There’s been an understandable amount of debate over conditions in Chicago this summer, specifically when it comes to gang violence and gun crimes. To get an idea of just how bad it’s become, the Tribune ran a headline yesterday saying that violence this weekend exhibited a “sharp drop” because there were only 37 shootings. Sadly, that actually was a sharp drop since the previous weekend racked up 66 shootings and 12 deaths. People are looking for solutions, but there aren’t many being put forth yet.
There’s one person, however, who doesn’t want to see all these questions regarding what to do about Chicago. Or at least she doesn’t want to hear any questions from some of you. That would be author Mikki Kendall. She opines at the Washington Post this week that most of you people (and to be clear, we’re talking about white people here) aren’t really interested in finding solutions for Chicago’s gang violence problem. It’s just dog whistles all the way down.
Kendall begins by claiming that Republicans are making political hay out of the skyrocketing violence rates while not being truly interested in helping. It’s all just politics and racism. Of course, when the author begins to dig into the actual causes of this violence, she immediately blames the budget cuts approved by Republican Governor Bruce Rauner because I guess crime wasn’t such a problem before that or something.
Finally, she gets down to the meat of the issue. Yes, what about Chicago?
But what about Chicago and the gun violence that plagues it? That’s a conversation about America. Because the killing of 59 people, with more than 500 wounded, didn’t happen in Chicago. That mass shooting was in Las Vegas in 2017. Same problem but with higher numbers and a death toll reached in minutes rather than hours or days. Anyone who responds to a discussion of violence with “what about Chicago” should ask themselves what they really mean. The problems in Chicago could be, will be, problems in your own backyard: too many guns, too many untreated mental health issues, and the crushing weight of long-term poverty that can drive morals to the side in favor of survival instincts. Pundits like to point out that Chicago has strict gun-control laws, yet still has gun crime. They ignore the fact that 60 percent of guns used here are legally purchased in surrounding states with lax gun laws.

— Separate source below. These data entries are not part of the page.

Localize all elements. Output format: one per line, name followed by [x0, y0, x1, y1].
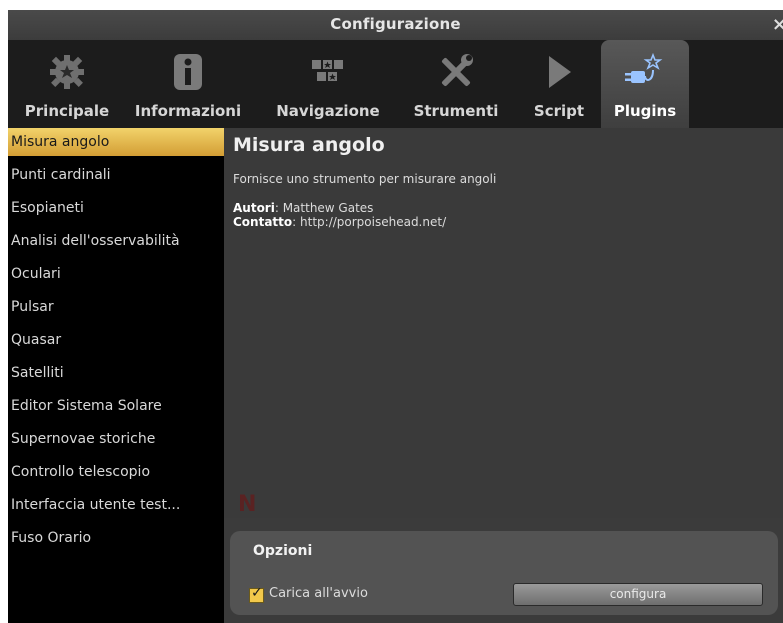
gear-icon: [45, 52, 89, 92]
close-icon[interactable]: ×: [772, 14, 783, 35]
options-title: Opzioni: [253, 543, 313, 559]
tab-strumenti[interactable]: Strumenti: [406, 40, 506, 128]
navigation-icon: [306, 52, 350, 92]
plugin-item-supernovae-storiche[interactable]: Supernovae storiche: [8, 425, 227, 453]
plugin-item-analisi-osservabilita[interactable]: Analisi dell'osservabilità: [8, 227, 227, 255]
plugin-description: Fornisce uno strumento per misurare ango…: [233, 172, 497, 186]
plugin-item-interfaccia-utente-test[interactable]: Interfaccia utente test...: [8, 491, 227, 519]
toolbar: Principale Informazioni Navigazione Stru…: [8, 40, 783, 128]
plugin-title: Misura angolo: [233, 134, 385, 156]
contact-value: : http://porpoisehead.net/: [292, 215, 447, 229]
info-icon: [166, 52, 210, 92]
plugin-item-controllo-telescopio[interactable]: Controllo telescopio: [8, 458, 227, 486]
window-title: Configurazione: [330, 15, 461, 33]
load-at-startup-checkbox[interactable]: ✓: [249, 585, 264, 603]
configuration-window: Configurazione × Principale Informazioni…: [8, 10, 783, 623]
authors-label: Autori: [233, 201, 275, 215]
plugin-item-satelliti[interactable]: Satelliti: [8, 359, 227, 387]
plugin-item-punti-cardinali[interactable]: Punti cardinali: [8, 161, 227, 189]
tab-script[interactable]: Script: [526, 40, 592, 128]
checkmark-icon: ✓: [251, 585, 263, 601]
plugin-item-esopianeti[interactable]: Esopianeti: [8, 194, 227, 222]
tab-label: Navigazione: [276, 102, 380, 120]
plugin-icon: [623, 52, 667, 92]
plugin-item-quasar[interactable]: Quasar: [8, 326, 227, 354]
title-bar: Configurazione ×: [8, 10, 783, 40]
tab-label: Informazioni: [134, 102, 242, 120]
plugin-details: Misura angolo Fornisce uno strumento per…: [224, 128, 783, 518]
tab-label: Strumenti: [413, 102, 499, 120]
plugin-item-misura-angolo[interactable]: Misura angolo: [8, 128, 227, 156]
plugin-item-oculari[interactable]: Oculari: [8, 260, 227, 288]
plugin-item-editor-sistema-solare[interactable]: Editor Sistema Solare: [8, 392, 227, 420]
plugin-item-pulsar[interactable]: Pulsar: [8, 293, 227, 321]
tab-plugins[interactable]: Plugins: [601, 40, 689, 128]
authors-value: : Matthew Gates: [274, 201, 374, 215]
plugin-authors: Autori: Matthew Gates: [233, 201, 373, 215]
tab-label: Script: [533, 102, 585, 120]
load-at-startup-label: Carica all'avvio: [269, 586, 368, 601]
tools-icon: [434, 52, 478, 92]
tab-label: Principale: [24, 102, 110, 120]
faded-north-marker: N: [238, 492, 257, 517]
play-icon: [537, 52, 581, 92]
tab-principale[interactable]: Principale: [8, 40, 126, 128]
tab-navigazione[interactable]: Navigazione: [270, 40, 386, 128]
plugin-list: Misura angolo Punti cardinali Esopianeti…: [8, 128, 227, 623]
options-panel: Opzioni ✓ Carica all'avvio configura: [230, 531, 778, 615]
tab-informazioni[interactable]: Informazioni: [133, 40, 243, 128]
contact-label: Contatto: [233, 215, 293, 229]
plugin-contact: Contatto: http://porpoisehead.net/: [233, 215, 446, 229]
configure-button[interactable]: configura: [513, 583, 763, 606]
tab-label: Plugins: [613, 102, 677, 120]
plugin-item-fuso-orario[interactable]: Fuso Orario: [8, 524, 227, 552]
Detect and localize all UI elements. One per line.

There’s a saying here: “Chicago over everything.” Chicagoans are almost fanatically loyal to our city. We’re irritatingly intense about pizza, sports and so much more. We have turned that same intensity on the problem of gun violence. We have marches that shut down major roads and self-funded violence intervention programs that might be as simple as moms sitting together on a corner and feeding kids. But we have to be aggressive, because even after the outbreaks of violence, even though the city has spent exorbitant amounts of money settling police misconduct cases, Chicago police are still more interested in setting up stings for shoe thieves than in actively working with communities to improve conditions for everyone.
We need a productive discussion and some workable solutions for gang violence in many more population centers around the country than just Chicago, but it would be a good place to start. Sadly, while Mikki Kendall points out some very real, thorny issues which cry out for attention, she winds up doing precisely what she accuses conservatives of doing and simply seeking to shift the blame. She’s absolutely correct that Chicago, like many other urban centers, is plagued with densely packed populations of people facing poor economic prospects, substandard public services and a lot of untreated mental health issues. Of course, as with many other cities, she proposes no solutions. Instead, the author blames the police, the state budget, and nearly everything else but the root cause of the problem: endemic gang violence.
Of course, if you read the excerpt above, the very first thing on Kendall’s list is “too many guns.” She sneers at conservative observers who point out that Chicago has some of the toughest gun laws in the country, falling back on the trope of saying that most of those guns were legally purchased in other states with “lax gun laws.”
This is the worst of the “dog whistles” in this conversation and it has nothing to do with race. It deals with the fact that guns “legally sold” in nearby states wind up being used in murders in the Windy City. As to the original point of sale, that may be technically true in some cases. But those guns were either bought by gray market straw purchasers (still illegal) or truly legally purchased firearms which are later illegally stolen or transferred and wind up in the hands of Chicago gang members. And they migrate to Chicago because there is a market for them in Chicago in the form of gang members with felony records who can’t legally purchase a firearm.
Ms. Kendall wants to bat around and mock the question “what about Chicago?” Fair enough. I’ll answer her with a different question. What about New York City? You don’t think they have large areas of mostly minority residents who are crushed by low income, little opportunity, the drug trade and all the rest? And yet the Big Apple racked up fewer than 300 murders last year. Chicago had more than twice as many, at nearly 650. Chicago has a population of around 2.7 million. New York City has over 8.5 million. How do you explain that, Ms. Kendall? Perhaps it’s not all about race, oppression or dog whistles after all and real solutions may be out there waiting to be explored.
Just some food for thought. And while we’re on the topic of food I’d like to at least agree with the author on one point. Yes, you folks in Chicago most certainly are, irritatingly intense about “pizza.” What you serve out there in Chicago isn’t pizza. Get over it.